As great of an opportunity as it sounded, I knew my mother would not like the idea and therefore try to convince me not to go. There were a few things that I needed, so I pretty much had to do it all in secret before telling my parents. The whole trip was estimated to be $700 and I didn’t have the money. Asking my parents was out of the question. Luckily the organization had scholarships for people who were in financial need, they believed finances shouldn’t hinder a person. Sometime in June, on a night that I was stressing, I looked through my drawers. My birthday had passed and sometimes whatever loose cash I had I would stuff into this zip lock bag. It was now a month before the trip and I still didn’t have the money to go. The deadline to pay was coming up and I still didn’t know about the scholarship.

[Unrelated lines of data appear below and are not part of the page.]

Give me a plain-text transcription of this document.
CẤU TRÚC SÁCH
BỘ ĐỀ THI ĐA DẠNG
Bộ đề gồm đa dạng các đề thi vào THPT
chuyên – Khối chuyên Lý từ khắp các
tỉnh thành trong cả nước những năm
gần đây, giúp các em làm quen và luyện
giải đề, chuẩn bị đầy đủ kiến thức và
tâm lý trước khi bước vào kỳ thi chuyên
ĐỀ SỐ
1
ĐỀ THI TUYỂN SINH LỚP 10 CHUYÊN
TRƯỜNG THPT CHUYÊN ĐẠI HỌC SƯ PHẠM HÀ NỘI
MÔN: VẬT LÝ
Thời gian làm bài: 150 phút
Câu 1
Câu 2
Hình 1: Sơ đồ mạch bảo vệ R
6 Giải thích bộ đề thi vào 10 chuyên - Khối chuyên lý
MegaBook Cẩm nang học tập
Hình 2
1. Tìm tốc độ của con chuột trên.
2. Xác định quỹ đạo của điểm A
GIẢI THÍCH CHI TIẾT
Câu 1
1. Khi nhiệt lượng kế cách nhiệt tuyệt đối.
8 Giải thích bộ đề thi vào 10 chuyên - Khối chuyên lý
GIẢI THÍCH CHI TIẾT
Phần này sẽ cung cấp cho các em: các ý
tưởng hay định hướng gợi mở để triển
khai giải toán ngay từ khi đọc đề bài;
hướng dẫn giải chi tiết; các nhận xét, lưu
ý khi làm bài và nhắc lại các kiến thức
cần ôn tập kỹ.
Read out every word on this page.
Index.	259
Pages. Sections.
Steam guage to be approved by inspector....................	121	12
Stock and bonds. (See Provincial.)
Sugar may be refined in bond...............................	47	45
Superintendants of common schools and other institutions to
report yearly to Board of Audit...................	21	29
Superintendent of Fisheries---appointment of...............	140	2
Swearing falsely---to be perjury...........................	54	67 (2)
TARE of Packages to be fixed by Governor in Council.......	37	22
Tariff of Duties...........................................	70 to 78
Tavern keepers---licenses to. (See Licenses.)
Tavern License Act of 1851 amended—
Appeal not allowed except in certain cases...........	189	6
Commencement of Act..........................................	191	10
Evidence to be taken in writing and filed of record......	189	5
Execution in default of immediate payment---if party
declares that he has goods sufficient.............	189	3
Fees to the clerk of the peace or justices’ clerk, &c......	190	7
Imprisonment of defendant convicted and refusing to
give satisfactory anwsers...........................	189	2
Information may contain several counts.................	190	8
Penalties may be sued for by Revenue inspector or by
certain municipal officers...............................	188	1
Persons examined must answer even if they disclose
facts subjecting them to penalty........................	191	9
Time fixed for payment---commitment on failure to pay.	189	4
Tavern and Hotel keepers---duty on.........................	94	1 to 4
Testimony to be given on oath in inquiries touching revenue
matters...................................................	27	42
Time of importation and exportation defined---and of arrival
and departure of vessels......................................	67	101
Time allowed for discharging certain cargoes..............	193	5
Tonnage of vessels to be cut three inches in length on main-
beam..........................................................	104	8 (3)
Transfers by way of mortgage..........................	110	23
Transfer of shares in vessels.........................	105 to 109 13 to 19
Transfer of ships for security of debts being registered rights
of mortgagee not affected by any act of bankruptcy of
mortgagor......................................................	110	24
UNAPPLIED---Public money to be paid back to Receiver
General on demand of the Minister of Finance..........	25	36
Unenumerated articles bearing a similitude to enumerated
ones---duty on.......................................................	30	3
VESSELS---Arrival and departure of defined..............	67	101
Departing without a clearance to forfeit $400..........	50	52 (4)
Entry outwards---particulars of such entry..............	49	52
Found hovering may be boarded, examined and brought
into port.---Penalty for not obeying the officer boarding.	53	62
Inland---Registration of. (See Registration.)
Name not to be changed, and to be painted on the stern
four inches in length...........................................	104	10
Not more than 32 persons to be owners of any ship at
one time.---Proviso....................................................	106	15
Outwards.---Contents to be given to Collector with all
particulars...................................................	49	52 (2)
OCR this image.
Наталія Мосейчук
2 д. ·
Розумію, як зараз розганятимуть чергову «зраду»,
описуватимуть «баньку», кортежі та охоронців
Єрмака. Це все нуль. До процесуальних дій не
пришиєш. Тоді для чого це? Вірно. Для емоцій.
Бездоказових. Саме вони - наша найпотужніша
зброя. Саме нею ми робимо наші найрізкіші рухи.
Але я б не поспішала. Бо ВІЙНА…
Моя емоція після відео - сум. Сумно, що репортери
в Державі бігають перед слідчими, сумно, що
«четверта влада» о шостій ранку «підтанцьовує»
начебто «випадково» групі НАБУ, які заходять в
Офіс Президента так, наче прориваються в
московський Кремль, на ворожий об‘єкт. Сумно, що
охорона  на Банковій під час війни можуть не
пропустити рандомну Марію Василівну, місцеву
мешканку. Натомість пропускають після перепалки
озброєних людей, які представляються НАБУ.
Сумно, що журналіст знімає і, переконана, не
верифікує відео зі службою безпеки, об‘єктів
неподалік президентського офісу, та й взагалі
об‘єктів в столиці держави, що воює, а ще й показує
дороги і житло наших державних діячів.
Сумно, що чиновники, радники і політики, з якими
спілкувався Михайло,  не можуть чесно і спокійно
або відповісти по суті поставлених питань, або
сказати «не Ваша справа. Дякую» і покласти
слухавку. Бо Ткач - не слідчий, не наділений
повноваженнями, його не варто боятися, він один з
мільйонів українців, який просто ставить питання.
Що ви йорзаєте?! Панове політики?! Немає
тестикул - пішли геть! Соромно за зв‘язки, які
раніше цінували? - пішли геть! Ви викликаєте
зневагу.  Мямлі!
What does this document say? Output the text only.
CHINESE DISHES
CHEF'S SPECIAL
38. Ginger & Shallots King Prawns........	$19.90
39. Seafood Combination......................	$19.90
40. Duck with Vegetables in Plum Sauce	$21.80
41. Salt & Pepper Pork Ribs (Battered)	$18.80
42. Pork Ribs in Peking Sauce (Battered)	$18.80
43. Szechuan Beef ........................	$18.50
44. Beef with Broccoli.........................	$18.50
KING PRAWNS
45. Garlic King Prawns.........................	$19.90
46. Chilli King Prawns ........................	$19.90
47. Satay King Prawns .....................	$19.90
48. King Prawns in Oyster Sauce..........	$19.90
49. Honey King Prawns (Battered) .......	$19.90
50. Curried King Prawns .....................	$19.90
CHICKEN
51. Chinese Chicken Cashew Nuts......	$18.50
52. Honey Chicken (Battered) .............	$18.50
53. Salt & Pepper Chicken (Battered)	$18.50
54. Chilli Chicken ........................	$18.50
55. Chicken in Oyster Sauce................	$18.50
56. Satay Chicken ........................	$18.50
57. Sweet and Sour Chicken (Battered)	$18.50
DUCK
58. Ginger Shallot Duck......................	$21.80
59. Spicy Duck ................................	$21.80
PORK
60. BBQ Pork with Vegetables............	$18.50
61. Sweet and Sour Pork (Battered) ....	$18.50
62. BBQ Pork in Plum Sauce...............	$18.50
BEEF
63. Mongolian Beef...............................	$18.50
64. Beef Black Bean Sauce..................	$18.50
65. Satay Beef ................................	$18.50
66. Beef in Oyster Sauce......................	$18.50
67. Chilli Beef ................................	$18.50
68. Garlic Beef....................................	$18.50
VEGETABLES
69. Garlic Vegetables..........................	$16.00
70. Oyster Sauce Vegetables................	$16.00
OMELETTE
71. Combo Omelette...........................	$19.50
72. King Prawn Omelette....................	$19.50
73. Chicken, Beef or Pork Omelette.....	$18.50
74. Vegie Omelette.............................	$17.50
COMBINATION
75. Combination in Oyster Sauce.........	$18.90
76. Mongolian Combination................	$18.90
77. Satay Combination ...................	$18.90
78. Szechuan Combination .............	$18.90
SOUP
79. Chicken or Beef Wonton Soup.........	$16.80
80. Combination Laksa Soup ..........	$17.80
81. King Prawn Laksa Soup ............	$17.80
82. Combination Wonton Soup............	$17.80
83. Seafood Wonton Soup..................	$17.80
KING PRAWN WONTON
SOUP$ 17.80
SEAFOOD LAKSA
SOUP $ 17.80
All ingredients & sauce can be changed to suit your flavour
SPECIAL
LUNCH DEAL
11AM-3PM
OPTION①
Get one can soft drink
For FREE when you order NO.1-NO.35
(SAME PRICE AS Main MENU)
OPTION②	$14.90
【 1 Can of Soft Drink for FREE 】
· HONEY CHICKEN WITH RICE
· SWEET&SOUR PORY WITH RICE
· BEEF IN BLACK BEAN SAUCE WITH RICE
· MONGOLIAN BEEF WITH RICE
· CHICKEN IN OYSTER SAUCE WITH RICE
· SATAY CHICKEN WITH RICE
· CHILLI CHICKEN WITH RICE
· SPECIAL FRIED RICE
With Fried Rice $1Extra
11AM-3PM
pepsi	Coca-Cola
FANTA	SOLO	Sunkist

I pulled out the bag and counted exactly $700, believe it or not I had that amount stuffed away without realizing it. My prayers for help had been answered, I remember crying of happiness because I couldn’t believe that my trip was now a reality. A few days later I received the news that I was one of the volunteers who won the scholarship and half of my cost would be paid for.
It was now 2 weeks before my departure, I sat my parents down and broke the news, my ticket had already been purchased, my passport came in and transportation had already been solidified. As expected, my mother was upset beyond belief and my father was surprised yet supportive. My motto was “it’s better to ask for forgiveness than for permission” ironically, she was the one who told me about that saying. Long story short, she got over it and forgave me before I left the house.
The day was finally here, I couldn’t wait to be in the Bahamas for a week playing with children and making wonderful memories. For some reason I thought it was a good idea to leave my phone behind and only carry a camera. I wanted to be completely disconnected from my life and focus on my mission trip. I met up with the other volunteers at the church and left at exactly 5am. It sank in that I would be on a plane probably at check in. I began to feel nervous, but I pushed the negative thoughts out and put my trust in God.
Once I sat in the plane all hell broke loose mentally, I felt sick, my heart was beating out of my chest and I was ugly crying in my seat. My panic attack was minor, but it happened on both flights to Cat Island until I got off the plane. The happiness I felt throughout the week was indescribable, little did I know how far my wanderlust would take me from that moment on.